The Amplitude Amplification paper states in Theorem 13:
For any positive integers $M$ and $k$, and any Boolean function $f: \{0,1,\ldots,N-1\}\rightarrow\{0,1\}$, the algorithm Count $\left(f,M\right)$ outputs an estimate $t^{\prime}$ to $t=|f^{-1}(1)|$ such that $$|t^{\prime}-t|\le2\pi k \frac{\sqrt{t\left(N-t\right)}}{M}+\pi^2k^2\frac{N}{M^2}$$ with probability at least $8/k^2$ when $k=1$, and with probability greater then $1-\frac{1}{2\left(k-1\right)}$ for $k\ge 2$. If $t=0$ then $t^{\prime}=0$ with certainty, and if $t=N$ and $M$ is even, then $t^{\prime}=N$ with certainty.
The Count algorithm uses the QPE-based amplitude estimation algorithm.
I would appreciate clarification regarding the assertion that the algorithm can tell with certainty when there are no solutions ($t=0$).
The algorithm seems to provide "immediate" unsatisfiability certificates to any co-NP problem.

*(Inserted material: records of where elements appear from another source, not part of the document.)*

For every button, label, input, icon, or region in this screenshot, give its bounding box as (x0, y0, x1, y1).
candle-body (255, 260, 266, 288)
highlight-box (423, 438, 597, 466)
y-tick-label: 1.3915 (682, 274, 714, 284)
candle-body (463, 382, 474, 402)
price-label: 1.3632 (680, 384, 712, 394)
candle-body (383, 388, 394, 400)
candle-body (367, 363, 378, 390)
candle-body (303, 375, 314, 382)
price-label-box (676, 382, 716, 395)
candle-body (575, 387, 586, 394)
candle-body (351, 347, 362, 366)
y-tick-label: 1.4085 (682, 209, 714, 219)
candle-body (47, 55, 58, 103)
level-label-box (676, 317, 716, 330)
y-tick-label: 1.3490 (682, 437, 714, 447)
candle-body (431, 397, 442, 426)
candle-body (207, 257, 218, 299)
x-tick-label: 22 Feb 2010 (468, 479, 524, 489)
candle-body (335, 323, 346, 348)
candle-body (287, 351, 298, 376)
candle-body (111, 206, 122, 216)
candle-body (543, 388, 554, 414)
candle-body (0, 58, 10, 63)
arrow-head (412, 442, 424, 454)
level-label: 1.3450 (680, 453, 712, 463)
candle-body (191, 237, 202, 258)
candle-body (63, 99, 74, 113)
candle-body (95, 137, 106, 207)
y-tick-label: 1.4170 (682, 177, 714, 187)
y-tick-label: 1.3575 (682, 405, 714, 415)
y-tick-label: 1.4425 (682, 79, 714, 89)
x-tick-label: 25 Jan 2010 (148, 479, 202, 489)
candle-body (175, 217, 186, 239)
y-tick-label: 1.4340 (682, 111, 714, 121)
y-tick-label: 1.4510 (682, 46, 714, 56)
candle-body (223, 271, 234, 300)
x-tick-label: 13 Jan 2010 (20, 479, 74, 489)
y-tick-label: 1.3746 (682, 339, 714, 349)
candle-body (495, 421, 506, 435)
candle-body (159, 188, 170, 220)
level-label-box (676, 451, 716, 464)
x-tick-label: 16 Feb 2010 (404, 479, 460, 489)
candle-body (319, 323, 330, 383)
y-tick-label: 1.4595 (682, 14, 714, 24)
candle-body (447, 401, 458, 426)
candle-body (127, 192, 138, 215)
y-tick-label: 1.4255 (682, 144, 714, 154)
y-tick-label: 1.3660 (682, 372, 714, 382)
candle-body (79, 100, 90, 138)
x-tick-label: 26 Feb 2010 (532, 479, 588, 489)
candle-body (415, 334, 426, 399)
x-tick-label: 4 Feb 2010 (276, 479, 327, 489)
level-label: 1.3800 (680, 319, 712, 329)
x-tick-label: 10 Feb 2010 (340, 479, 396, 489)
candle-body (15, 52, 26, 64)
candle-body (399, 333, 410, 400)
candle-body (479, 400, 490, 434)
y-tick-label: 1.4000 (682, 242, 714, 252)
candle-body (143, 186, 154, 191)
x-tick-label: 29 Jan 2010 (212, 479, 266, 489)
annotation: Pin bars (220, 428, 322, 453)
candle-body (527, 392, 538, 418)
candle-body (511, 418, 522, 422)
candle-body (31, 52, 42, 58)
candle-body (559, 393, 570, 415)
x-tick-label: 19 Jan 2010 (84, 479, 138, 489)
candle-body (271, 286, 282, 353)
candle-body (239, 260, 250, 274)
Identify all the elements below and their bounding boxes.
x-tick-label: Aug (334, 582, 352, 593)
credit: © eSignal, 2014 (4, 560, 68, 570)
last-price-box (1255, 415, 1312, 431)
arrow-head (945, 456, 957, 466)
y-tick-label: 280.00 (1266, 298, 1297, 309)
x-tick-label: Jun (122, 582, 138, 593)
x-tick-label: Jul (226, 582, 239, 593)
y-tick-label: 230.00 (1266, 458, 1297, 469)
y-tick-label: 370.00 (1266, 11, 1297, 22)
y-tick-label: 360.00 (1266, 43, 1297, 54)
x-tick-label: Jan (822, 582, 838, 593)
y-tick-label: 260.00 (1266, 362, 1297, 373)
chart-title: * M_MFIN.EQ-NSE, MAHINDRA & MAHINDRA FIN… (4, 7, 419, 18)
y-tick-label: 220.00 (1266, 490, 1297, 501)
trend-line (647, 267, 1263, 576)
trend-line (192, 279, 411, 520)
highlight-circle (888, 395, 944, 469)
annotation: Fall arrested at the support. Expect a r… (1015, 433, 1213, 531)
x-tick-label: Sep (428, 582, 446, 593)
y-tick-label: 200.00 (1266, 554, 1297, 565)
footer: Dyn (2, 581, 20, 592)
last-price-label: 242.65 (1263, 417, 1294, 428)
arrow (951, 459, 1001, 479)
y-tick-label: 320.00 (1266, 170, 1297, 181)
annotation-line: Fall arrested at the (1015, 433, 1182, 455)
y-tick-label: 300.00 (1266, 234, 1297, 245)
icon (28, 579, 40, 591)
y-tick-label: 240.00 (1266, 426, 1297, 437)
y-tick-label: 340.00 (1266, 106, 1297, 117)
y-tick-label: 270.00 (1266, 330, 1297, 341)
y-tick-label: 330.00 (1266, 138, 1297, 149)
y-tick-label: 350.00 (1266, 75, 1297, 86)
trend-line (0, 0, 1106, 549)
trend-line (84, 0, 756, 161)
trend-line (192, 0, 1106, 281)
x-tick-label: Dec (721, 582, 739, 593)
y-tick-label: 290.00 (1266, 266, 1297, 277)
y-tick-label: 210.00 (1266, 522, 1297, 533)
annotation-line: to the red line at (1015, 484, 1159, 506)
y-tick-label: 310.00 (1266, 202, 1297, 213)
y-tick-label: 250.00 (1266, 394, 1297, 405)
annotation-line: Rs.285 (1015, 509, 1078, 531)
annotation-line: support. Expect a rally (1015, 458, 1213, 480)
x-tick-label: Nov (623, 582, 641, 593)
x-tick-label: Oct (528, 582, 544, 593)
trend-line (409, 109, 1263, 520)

What is the "fine print"? what is the size of the QPE register, hence the number of controlled Grover operators, that are required?
Update
Despite comments that the algorithm does not violate any complexity issues, this algorithm could solve SAT (and all NP-complete problems) in linear time:
- first check if the SAT function has a solution with a single invocation of Count$\left(f,M\right)$. If no solutions exist - exit
- fix $x_1=1$, and check whether $g\left(x_2,\ldots,x_n\right)=f\left(1,x_2,\ldots,x_n\right)$ has a solution. the result tells us whether $x_1=1$ or $x_1=0$
- using the known variables, repeat step 2 with functions of decreasing number of variables
- after $n$ iterations, we learn the values of all variables which satisfy the SAT
So, either the Count$\left(f,M\right)$ algorithm is exponential in $n$, or we can solve NP-complete problems in polynomial time (which, naturally, can't be true).